There is no need to group because all product lines except product line T are filtered out by the WHERE clause. Figure 2-21 shows that the result is the same as in the previous case, $840.7621.

Screenshot of retrieval without a HAVING clause.

FIGURE 2-21: Retrieval without a HAVING clause.

Figure 2-22 shows how the execution plan differs.

Screenshot of retrieval without a HAVING clause execution plan.

FIGURE 2-22: Retrieval without a HAVING clause execution plan.

Interesting! The execution plan is exactly the same. SQL Server’s optimizer has done its job and optimized the less efficient case. Are the client statistics the same too? Check Figure 2-23 to find out.

Screenshot of retrieval without HAVING clause client statistics.

FIGURE 2-23: Retrieval without a HAVING clause client statistics.

Client execution time is essentially the same.

The OR logical connective

Some systems never use indexes when expressions in a WHERE clause are connected by the OR logical connective. Check your system to see if it does. See how SQL Server handles it.

SELECT ProductID, Name

FROM Production.Product

WHERE ListPrice < 20

OR SafetyStockLevel < 30 ;

Check the execution plan to see if SQL Server uses an index (like the one shown in Figure 2-24). SQL Server does use an index in this situation, so there is no point in looking for alternative ways to code this type of query.

Screenshot of a query with an OR logical connective.

FIGURE 2-24: Query with an OR logical connective.

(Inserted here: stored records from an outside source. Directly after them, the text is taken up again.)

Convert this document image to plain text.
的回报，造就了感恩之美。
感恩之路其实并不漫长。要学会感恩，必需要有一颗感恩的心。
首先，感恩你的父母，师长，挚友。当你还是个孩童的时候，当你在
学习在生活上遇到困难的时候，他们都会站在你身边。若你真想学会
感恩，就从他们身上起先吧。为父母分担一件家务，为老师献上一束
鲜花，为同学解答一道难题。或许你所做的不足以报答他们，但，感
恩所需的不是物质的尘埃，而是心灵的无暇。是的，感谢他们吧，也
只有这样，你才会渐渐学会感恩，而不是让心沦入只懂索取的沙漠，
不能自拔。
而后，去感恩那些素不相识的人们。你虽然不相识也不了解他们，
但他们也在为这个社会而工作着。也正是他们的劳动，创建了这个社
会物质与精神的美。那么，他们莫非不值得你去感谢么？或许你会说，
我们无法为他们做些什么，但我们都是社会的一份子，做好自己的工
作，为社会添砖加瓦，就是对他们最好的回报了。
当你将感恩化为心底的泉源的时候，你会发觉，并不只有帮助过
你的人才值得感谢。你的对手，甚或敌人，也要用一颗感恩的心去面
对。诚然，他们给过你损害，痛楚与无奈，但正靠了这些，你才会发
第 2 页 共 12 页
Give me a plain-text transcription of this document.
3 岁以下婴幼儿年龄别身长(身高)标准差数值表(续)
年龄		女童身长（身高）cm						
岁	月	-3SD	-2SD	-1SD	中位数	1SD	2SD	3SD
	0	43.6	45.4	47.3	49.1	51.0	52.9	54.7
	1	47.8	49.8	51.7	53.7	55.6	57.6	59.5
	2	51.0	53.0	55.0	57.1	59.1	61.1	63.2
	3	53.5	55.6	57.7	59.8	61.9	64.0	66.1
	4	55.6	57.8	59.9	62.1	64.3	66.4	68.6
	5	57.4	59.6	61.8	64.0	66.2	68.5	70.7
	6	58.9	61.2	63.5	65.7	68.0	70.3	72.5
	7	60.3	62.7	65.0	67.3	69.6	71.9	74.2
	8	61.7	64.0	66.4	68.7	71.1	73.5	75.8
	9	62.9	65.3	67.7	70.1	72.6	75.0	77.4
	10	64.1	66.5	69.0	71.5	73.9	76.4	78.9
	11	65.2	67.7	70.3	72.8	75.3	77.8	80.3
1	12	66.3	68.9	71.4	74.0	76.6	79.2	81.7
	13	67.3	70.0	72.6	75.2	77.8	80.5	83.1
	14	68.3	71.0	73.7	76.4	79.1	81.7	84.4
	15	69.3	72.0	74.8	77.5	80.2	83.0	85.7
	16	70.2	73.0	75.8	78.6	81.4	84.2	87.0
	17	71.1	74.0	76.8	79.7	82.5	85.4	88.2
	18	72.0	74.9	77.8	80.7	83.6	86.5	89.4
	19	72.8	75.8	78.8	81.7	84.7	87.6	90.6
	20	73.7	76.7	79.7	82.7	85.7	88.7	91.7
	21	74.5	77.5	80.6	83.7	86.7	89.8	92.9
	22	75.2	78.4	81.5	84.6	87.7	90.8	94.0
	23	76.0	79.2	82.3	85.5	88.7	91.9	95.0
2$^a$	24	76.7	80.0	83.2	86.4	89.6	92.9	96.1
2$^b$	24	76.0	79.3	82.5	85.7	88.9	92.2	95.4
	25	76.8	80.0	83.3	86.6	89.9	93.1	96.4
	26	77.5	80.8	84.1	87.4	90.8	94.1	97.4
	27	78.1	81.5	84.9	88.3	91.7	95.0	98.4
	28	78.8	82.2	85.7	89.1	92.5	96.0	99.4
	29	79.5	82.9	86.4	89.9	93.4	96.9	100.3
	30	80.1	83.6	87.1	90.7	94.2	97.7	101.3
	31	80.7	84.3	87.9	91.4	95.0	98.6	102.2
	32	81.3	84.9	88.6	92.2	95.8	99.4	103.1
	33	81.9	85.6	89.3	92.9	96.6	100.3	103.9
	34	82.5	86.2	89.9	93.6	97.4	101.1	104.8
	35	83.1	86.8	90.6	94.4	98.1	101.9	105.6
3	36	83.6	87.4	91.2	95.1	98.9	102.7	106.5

Tip Run performance tests such as those shown in this chapter on the exact database you are attempting to tune, rather than on a sample database such as AdventureWorks2017, or even on another production database. Due to differences in table size, indexing, and other factors, conclusions you come to, based on one database, don’t necessarily apply to another.